United States (US) equity markets are set for their worst weekly performance since early April, driven by concerns over stretched technology valuations, the ongoing government shutdown, and a private-sector jobs report signalling labour market cooling - partly linked to artificial intelligence (AI) integration.
The ASX 200 is on track for a second consecutive week of losses, weighed down by Wall Street's decline and after the Reserve Bank of Australia (RBA) held rates steady at 3.60%, dashing hopes of cuts before year-end.
No major data expected due to government shutdown
Date: Wednesday 13 November at 11.30am AEDT
For September, employment in Australia rose by 14,900 jobs, falling short of the 20,000 gain the market expected. The unemployment rate surged to 4.5% from a revised higher 4.3%, as the participation rate increased from 66.9% to 67%.
This marked the highest jobless rate since November 2021, reinforcing evidence of a softening labour market – a trend we expect to persist into 2026 and one we think will compel further RBA easing. As seen in the US, when the labour market cracks, sticky inflation – the RBA’s current priority – quickly fades into the background.
October preview:
The Australian interest rate market is currently pricing in 4 basis points (bp) of easing for the RBA’s December meeting and about 20 bp of cuts by May 2026.
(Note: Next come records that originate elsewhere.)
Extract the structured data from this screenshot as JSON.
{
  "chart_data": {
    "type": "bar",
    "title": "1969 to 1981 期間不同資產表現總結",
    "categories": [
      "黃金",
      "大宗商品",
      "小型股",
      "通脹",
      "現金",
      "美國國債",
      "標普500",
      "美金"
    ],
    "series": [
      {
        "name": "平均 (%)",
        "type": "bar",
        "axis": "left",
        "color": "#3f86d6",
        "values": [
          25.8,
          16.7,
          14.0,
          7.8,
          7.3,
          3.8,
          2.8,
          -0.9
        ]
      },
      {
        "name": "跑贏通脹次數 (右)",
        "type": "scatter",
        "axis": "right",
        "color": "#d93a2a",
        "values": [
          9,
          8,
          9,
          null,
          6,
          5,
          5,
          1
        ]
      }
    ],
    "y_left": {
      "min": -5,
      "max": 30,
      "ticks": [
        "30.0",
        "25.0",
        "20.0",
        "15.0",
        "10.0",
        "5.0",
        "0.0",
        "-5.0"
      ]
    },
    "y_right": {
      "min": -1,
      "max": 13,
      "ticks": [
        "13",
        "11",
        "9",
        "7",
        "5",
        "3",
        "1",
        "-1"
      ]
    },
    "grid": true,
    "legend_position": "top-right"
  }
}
Date: Thursday 13 November at 6.00pm AEDT
For the second quarter (Q2), UK GDP grew a better-than-expected 0.3%, down from the first quarter's (Q1) 0.7%, which was flattered by tariff-frontloading of business activity to beat the introduction of US tariffs.
At this week’s BoE meeting, the Monetary Policy Committee (MPC) voted 5–4 to hold the Bank Rate at 4%, resisting calls for a 25 bp cut to 3.75%. It highlighted ‘subdued economic growth and building slack in the labour market’ as disinflationary forces, with ‘weak growth in consumption and employment’ signalling rising spare capacity.
The preliminary expectation for Q3 GDP is for it to ease to 0.2% quarter-on-quarter (QoQ), another step-down from the first half's (H1) tariff-boosted pace. Softer inflation, rising unemployment and a weaker growth profile has resulted in 15 bp of rate cuts being priced in for the BoE’s December interest rate meeting.